Previous | Next --- Slide 111 of 129
Back to Lecture Thumbnails

Review questions:

  • Describe the idea of hardware multi-threading.
  • How is prefetching is an alternative solution to the problem that hardware multi-threading tries to solve.
  • Describe a situation where prefetching may not be possible. (Hint: let's think about properties of the memory access.)
  • What is the "cost" of implementing hardware multi-threading? (what additional resources are required?)
  • Hardware multi-threading essentially involves swapping in a different instruction stream from a another thread for execution, to hide long memory access latencies. This keeps the idle compute units performing other useful work.
  • Prefetching involves hiding memory latencies by preempting the memory access before the data is actually required.
  • Prefetching data for irregular memory accesses (e.g., pointer chasing) is difficult.
  • Additional hardware to keep the execution state of the additional threads (registers) and scheduling logic to select the thread to execute.

@nandita. Great answers!

I'll only call attention to one thing. You say "irregular data accesses" make prefetching difficult. Irregular accesses may certainly thwart the design of practical hardware prefetchers (for everyone in the class, a hardware prefetcher is a hardware unit in a processor that predicts what memory addresses an instruction stream will access in the future and prefetches the contexts of predicted addresses into the cache), but really it's the unpredictability of memory accesses, not their irregularity that makes prefetching fundamentally difficult.

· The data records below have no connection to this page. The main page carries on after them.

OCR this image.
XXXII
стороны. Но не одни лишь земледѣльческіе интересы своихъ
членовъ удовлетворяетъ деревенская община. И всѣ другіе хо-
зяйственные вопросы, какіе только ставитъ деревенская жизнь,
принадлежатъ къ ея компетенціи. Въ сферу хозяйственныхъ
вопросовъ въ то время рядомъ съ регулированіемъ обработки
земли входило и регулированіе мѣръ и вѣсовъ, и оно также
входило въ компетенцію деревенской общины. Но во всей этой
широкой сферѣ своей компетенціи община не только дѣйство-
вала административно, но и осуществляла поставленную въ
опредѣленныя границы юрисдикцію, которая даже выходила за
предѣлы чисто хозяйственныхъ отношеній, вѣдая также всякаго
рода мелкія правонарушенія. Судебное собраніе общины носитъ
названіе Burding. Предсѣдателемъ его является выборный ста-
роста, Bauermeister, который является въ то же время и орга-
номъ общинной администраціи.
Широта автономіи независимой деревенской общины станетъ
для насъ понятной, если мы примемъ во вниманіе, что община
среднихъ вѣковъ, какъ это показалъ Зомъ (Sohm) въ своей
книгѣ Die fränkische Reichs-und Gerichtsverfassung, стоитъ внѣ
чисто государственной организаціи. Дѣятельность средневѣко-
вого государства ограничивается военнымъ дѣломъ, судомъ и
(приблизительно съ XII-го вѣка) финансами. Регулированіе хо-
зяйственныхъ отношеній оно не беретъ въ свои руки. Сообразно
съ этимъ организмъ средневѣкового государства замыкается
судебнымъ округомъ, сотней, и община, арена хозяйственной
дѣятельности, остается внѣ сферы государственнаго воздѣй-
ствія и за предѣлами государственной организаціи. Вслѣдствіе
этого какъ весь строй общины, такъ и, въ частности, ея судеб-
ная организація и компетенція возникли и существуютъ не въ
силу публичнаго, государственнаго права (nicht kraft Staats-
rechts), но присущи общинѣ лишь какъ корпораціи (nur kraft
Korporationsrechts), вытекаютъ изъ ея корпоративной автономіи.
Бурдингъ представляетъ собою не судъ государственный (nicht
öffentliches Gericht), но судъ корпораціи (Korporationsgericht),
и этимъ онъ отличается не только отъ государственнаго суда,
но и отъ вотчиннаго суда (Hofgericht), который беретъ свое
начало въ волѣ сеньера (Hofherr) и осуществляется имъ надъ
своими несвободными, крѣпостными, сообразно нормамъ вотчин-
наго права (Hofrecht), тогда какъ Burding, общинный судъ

For example, imagine I have an array of addresses I am going to access in the future:

1 5 0 0 6 7 2 10 42 0 4 0 0 10 30 2 ...

This is certainly an irregular pattern, but would certainly be prefetchable if I had this list ahead of time. (A gather DMA unit in a stream processor, or a vertex fetch unit in a modern GPU, might do exactly this.)

However, the example you mention, linked list traversal, is a great example of unpredictable data access, since the address the processor needs next is not known until the prior node is visited. I'd claim it's this unpredictability, not the irregularity of the access pattern, that is the fundamental reason why data in a linked list traversal would be tough to prefetch.